I didn't catch *most* of those fallacies, mainly because one doesn't catch an over generalization that well when one agrees with it, if even partially (or maybe I'm just not terribly alert). The only problem is that what I was agreeing with is that we've been on the wrong track, and that's not something you can attribute to Obama, especially not if much of the basis for the argument against him, and indeed, much of the Hitler reference, comes from him being new to politics and relatively unknown. He can't both be an unknown, and behind a conspiracy to wreck our nation to the point of total collapse in order to re-align power. Honestly, the people that would try that sort of thing--evil, 80's-TV style corporate nemeses--already have more power than they deserve, or even need to do everything they want.
I am of the opinion that every single politician came into the business hoping to help people. They wanted to help their communities, maybe even something larger. It's possible for politicians to get swallowed up by politics, but I firmly believe every one of them would, given the chance, do only what they thought would lead us in the right direction. Corruption aside, the main reason we have trouble at all is a combination of a lack of education (you can't expect all politicians to be learned economists, for example, or to understand what goes into public education and what makes it work) and sever power struggles. The two-party system has developed into a means by which all politicians must agree to things they don't agree to in order to get votes for their big project. Politics is about weighing evils: do we pass the healthcare bill, or the education bill?
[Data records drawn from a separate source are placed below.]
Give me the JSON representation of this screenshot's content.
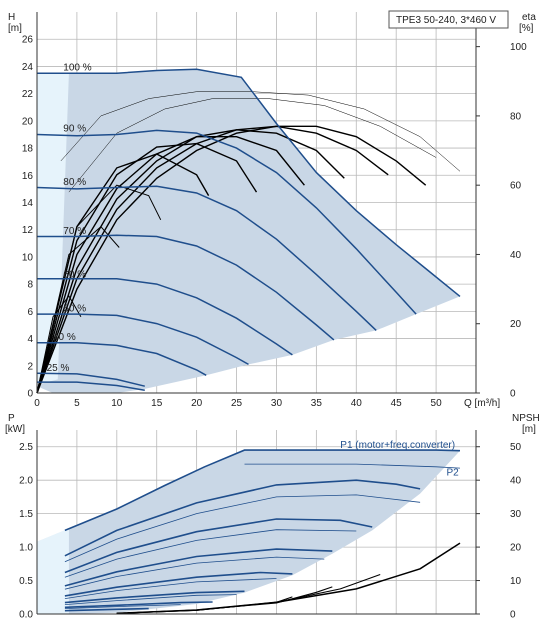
{
  "model_box": "TPE3 50-240, 3*460 V",
  "colors": {
    "curve": "#1f4e8c",
    "area": "#c9d7e6",
    "area_light": "#e6f3fb",
    "efficiency": "#000000",
    "grid": "#b9b9b9"
  },
  "chart_data": [
    {
      "type": "line",
      "name": "head",
      "xlabel": "Q [m³/h]",
      "ylabel_left_symbol": "H",
      "ylabel_left_unit": "[m]",
      "ylabel_right_symbol": "eta",
      "ylabel_right_unit": "[%]",
      "xlim": [
        0,
        55
      ],
      "ylim": [
        0,
        28
      ],
      "y2lim": [
        0,
        110
      ],
      "x_ticks": [
        0,
        5,
        10,
        15,
        20,
        25,
        30,
        35,
        40,
        45,
        50
      ],
      "y_ticks": [
        0,
        2,
        4,
        6,
        8,
        10,
        12,
        14,
        16,
        18,
        20,
        22,
        24,
        26
      ],
      "y2_ticks": [
        0,
        20,
        40,
        60,
        80,
        100
      ],
      "grid": true,
      "series": [
        {
          "name": "100 %",
          "label_pos": [
            3.3,
            23.7
          ],
          "x": [
            0,
            5,
            10,
            15,
            20,
            25.6,
            30,
            35,
            40,
            45,
            49,
            53
          ],
          "y": [
            23.5,
            23.5,
            23.5,
            23.7,
            23.8,
            23.2,
            19.8,
            16.2,
            13.4,
            10.9,
            9.0,
            7.1
          ]
        },
        {
          "name": "90 %",
          "label_pos": [
            3.3,
            19.2
          ],
          "x": [
            0,
            5,
            10,
            15,
            20,
            25,
            30,
            35,
            40,
            45,
            47.5
          ],
          "y": [
            19.0,
            18.9,
            19.0,
            19.3,
            19.1,
            18.0,
            16.2,
            13.6,
            10.6,
            7.4,
            5.8
          ]
        },
        {
          "name": "80 %",
          "label_pos": [
            3.3,
            15.3
          ],
          "x": [
            0,
            5,
            10,
            15,
            20,
            25,
            30,
            35,
            40,
            42.5
          ],
          "y": [
            15.1,
            15.0,
            15.1,
            15.2,
            14.7,
            13.4,
            11.3,
            8.7,
            6.0,
            4.6
          ]
        },
        {
          "name": "70 %",
          "label_pos": [
            3.3,
            11.7
          ],
          "x": [
            0,
            5,
            10,
            15,
            20,
            25,
            30,
            35,
            37.2
          ],
          "y": [
            11.5,
            11.5,
            11.6,
            11.5,
            10.8,
            9.4,
            7.4,
            5.0,
            3.9
          ]
        },
        {
          "name": "60 %",
          "label_pos": [
            3.3,
            8.5
          ],
          "x": [
            0,
            5,
            10,
            15,
            20,
            25,
            30,
            32
          ],
          "y": [
            8.4,
            8.4,
            8.4,
            8.0,
            7.0,
            5.5,
            3.6,
            2.8
          ]
        },
        {
          "name": "50 %",
          "label_pos": [
            3.3,
            6.0
          ],
          "x": [
            0,
            5,
            10,
            15,
            20,
            25,
            26.5
          ],
          "y": [
            5.8,
            5.8,
            5.7,
            5.1,
            4.1,
            2.6,
            2.1
          ]
        },
        {
          "name": "40 %",
          "label_pos": [
            2.0,
            3.9
          ],
          "x": [
            0,
            5,
            10,
            15,
            20,
            21.2
          ],
          "y": [
            3.7,
            3.7,
            3.5,
            2.9,
            1.7,
            1.3
          ]
        },
        {
          "name": "25 %",
          "label_pos": [
            1.2,
            1.6
          ],
          "x": [
            0,
            5,
            10,
            13.5
          ],
          "y": [
            1.45,
            1.4,
            1.0,
            0.5
          ]
        },
        {
          "name": "",
          "label_pos": [
            0.5,
            0.9
          ],
          "x": [
            0,
            5,
            10,
            13.5
          ],
          "y": [
            0.8,
            0.8,
            0.55,
            0.2
          ]
        }
      ],
      "efficiency_series_scale": [
        0,
        110
      ],
      "efficiency_series": [
        {
          "x": [
            0,
            5,
            10,
            15,
            20,
            25,
            30,
            35,
            40,
            45,
            48.7
          ],
          "y": [
            0,
            30,
            50,
            62,
            70,
            75,
            77,
            77,
            74,
            67,
            60
          ]
        },
        {
          "x": [
            0,
            5,
            10,
            15,
            20,
            25,
            30,
            35,
            40,
            44
          ],
          "y": [
            0,
            33,
            53,
            65,
            72,
            76,
            77,
            75,
            70,
            63
          ]
        },
        {
          "x": [
            0,
            5,
            10,
            15,
            20,
            25,
            30,
            35,
            38.5
          ],
          "y": [
            0,
            36,
            56,
            67,
            74,
            76,
            75,
            70,
            62
          ]
        },
        {
          "x": [
            0,
            5,
            10,
            15,
            20,
            25,
            30,
            33.5
          ],
          "y": [
            0,
            40,
            59,
            69,
            74,
            74,
            70,
            60
          ]
        },
        {
          "x": [
            0,
            5,
            10,
            15,
            20,
            25,
            27.5
          ],
          "y": [
            0,
            44,
            63,
            71,
            72,
            67,
            58
          ]
        },
        {
          "x": [
            0,
            5,
            10,
            15,
            20,
            21.5
          ],
          "y": [
            0,
            48,
            65,
            69,
            63,
            57
          ]
        },
        {
          "x": [
            0,
            5,
            10,
            14,
            15.5
          ],
          "y": [
            0,
            48,
            60,
            57,
            50
          ]
        },
        {
          "x": [
            0,
            4,
            8,
            10.3
          ],
          "y": [
            0,
            40,
            48,
            42
          ]
        },
        {
          "x": [
            0,
            2,
            4,
            5.5
          ],
          "y": [
            0,
            22,
            28,
            22
          ]
        }
      ],
      "thin_series": [
        {
          "x": [
            3,
            8,
            14,
            20,
            27,
            34,
            41,
            48,
            53
          ],
          "y": [
            67,
            80,
            85,
            87,
            87,
            86,
            82,
            74,
            64
          ]
        },
        {
          "x": [
            4,
            10,
            16,
            22,
            29,
            36,
            43,
            50
          ],
          "y": [
            58,
            75,
            82,
            85,
            85,
            83,
            77,
            68
          ]
        }
      ]
    },
    {
      "type": "line",
      "name": "power",
      "ylabel_left_symbol": "P",
      "ylabel_left_unit": "[kW]",
      "ylabel_right_symbol": "NPSH",
      "ylabel_right_unit": "[m]",
      "xlim": [
        0,
        55
      ],
      "ylim": [
        0,
        2.75
      ],
      "y2lim": [
        0,
        55
      ],
      "y_ticks": [
        0.0,
        0.5,
        1.0,
        1.5,
        2.0,
        2.5
      ],
      "y_tick_labels": [
        "0.0",
        "0.5",
        "1.0",
        "1.5",
        "2.0",
        "2.5"
      ],
      "y2_ticks": [
        0,
        10,
        20,
        30,
        40,
        50
      ],
      "grid": true,
      "series_labels": [
        {
          "name": "P1 (motor+freq.converter)",
          "label_pos": [
            38.0,
            2.48
          ]
        },
        {
          "name": "P2",
          "label_pos": [
            51.3,
            2.07
          ]
        }
      ],
      "envelope_top": {
        "x": [
          0,
          3.5,
          10,
          16,
          21,
          26,
          30,
          40,
          50,
          53
        ],
        "y": [
          1.08,
          1.25,
          1.57,
          1.92,
          2.2,
          2.45,
          2.45,
          2.45,
          2.45,
          2.44
        ]
      },
      "p1_series": [
        {
          "x": [
            3.5,
            10,
            16,
            21,
            26,
            30,
            40,
            50,
            53
          ],
          "y": [
            1.25,
            1.57,
            1.92,
            2.2,
            2.45,
            2.45,
            2.45,
            2.45,
            2.44
          ]
        },
        {
          "x": [
            3.5,
            10,
            20,
            30,
            40,
            45,
            48
          ],
          "y": [
            0.87,
            1.25,
            1.66,
            1.93,
            2.0,
            1.94,
            1.87
          ]
        },
        {
          "x": [
            3.5,
            10,
            20,
            30,
            38,
            42
          ],
          "y": [
            0.62,
            0.92,
            1.23,
            1.42,
            1.4,
            1.3
          ]
        },
        {
          "x": [
            3.5,
            10,
            20,
            30,
            37
          ],
          "y": [
            0.42,
            0.63,
            0.86,
            0.97,
            0.94
          ]
        },
        {
          "x": [
            3.5,
            10,
            20,
            28,
            32
          ],
          "y": [
            0.27,
            0.4,
            0.55,
            0.62,
            0.6
          ]
        },
        {
          "x": [
            3.5,
            10,
            20,
            26
          ],
          "y": [
            0.17,
            0.24,
            0.32,
            0.34
          ]
        },
        {
          "x": [
            3.5,
            10,
            18,
            22
          ],
          "y": [
            0.1,
            0.13,
            0.17,
            0.18
          ]
        },
        {
          "x": [
            3.5,
            10,
            14
          ],
          "y": [
            0.05,
            0.07,
            0.08
          ]
        }
      ],
      "p2_series": [
        {
          "x": [
            26,
            30,
            40,
            50,
            53
          ],
          "y": [
            2.24,
            2.24,
            2.24,
            2.2,
            2.18
          ]
        },
        {
          "x": [
            3.5,
            10,
            20,
            30,
            40,
            48
          ],
          "y": [
            0.78,
            1.12,
            1.5,
            1.75,
            1.78,
            1.67
          ]
        },
        {
          "x": [
            3.5,
            10,
            20,
            30,
            40
          ],
          "y": [
            0.55,
            0.82,
            1.1,
            1.26,
            1.24
          ]
        },
        {
          "x": [
            3.5,
            10,
            20,
            30,
            36
          ],
          "y": [
            0.37,
            0.56,
            0.76,
            0.85,
            0.82
          ]
        },
        {
          "x": [
            3.5,
            10,
            20,
            30
          ],
          "y": [
            0.23,
            0.35,
            0.48,
            0.53
          ]
        },
        {
          "x": [
            3.5,
            10,
            20,
            25
          ],
          "y": [
            0.14,
            0.2,
            0.28,
            0.29
          ]
        },
        {
          "x": [
            3.5,
            10,
            18
          ],
          "y": [
            0.08,
            0.11,
            0.14
          ]
        }
      ],
      "npsh_series_scale": [
        0,
        55
      ],
      "npsh_series": [
        {
          "x": [
            10,
            20,
            30,
            40,
            48,
            53
          ],
          "y": [
            0.2,
            1.2,
            3.5,
            7.5,
            13.5,
            21.2
          ]
        },
        {
          "x": [
            10,
            20,
            30,
            38,
            43
          ],
          "y": [
            0.2,
            1.2,
            3.5,
            7.5,
            11.8
          ]
        },
        {
          "x": [
            10,
            20,
            30,
            35,
            37
          ],
          "y": [
            0.2,
            1.2,
            3.3,
            6.5,
            8.1
          ]
        },
        {
          "x": [
            10,
            20,
            30,
            32
          ],
          "y": [
            0.2,
            1.1,
            3.5,
            5.1
          ]
        },
        {
          "x": [
            10,
            20,
            26
          ],
          "y": [
            0.2,
            1.1,
            2.5
          ]
        }
      ]
    }
  ]
}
But why is there opposition at all? Shouldn't we all love the idea of education? The opposition isn't really opposed to the idea of education itself, they are opposed to the way that somebody else wants to fix it. Think about it. Even here, in the Symposium, we have had lots of debates about how much sex people should hear about, and when. Now take your position, which you are convinced is best for everybody, and try to codify it into education. Everybody that debated against you is now in a coalition against you, and your friends all have more important things that they want you to help them with before they'll vote for what you want. And ultimately, when the bill passes, is it what's actually better? Whether it is or not, millions of people will believe it's otherwise.
Here I am, I've gone off on politics.
My point is, it's hard to do the right thing, and often it's hard to even tell what that is. Government is not in possession of the kind of power to really screw things up. Why are we in trouble now, one might ask? It is my opinion that things got screwed up because government gave away that power, and it got given to those that didn't really care that it did. Even in this case, there's nobody that stood to gain from total economic collapse; the bankers, etc. that screwed it up were really just being short-sighted, or even blind at some levels, riding high on the market and not noticing that policy encouraged low-level bankers to make deals that would inevitably go sour. That's what corporations do, they focus on their bottom line at the end of the quarter.
I would be far more willing to compare the former administration to the Nazi regime, since the Patriot Act borders on fascist (hell, screw it, the Patriot Act IS fascist), but it's still not the same. Even they thought they were doing the right thing, just maybe not for the people they weren't trying to fix things for. But now, a new guy comes in, and immediately he gets blamed for all of our problems. Problems he didn't cause, and that he's trying to fix. He's been here three months and it feels like he's gotten more flack in this short time than the previous administration got for an entire eight years, especially including Ms. Geller's essay. God, how I wish there were more Hitler comparisons for everybody, and not just the Democrats.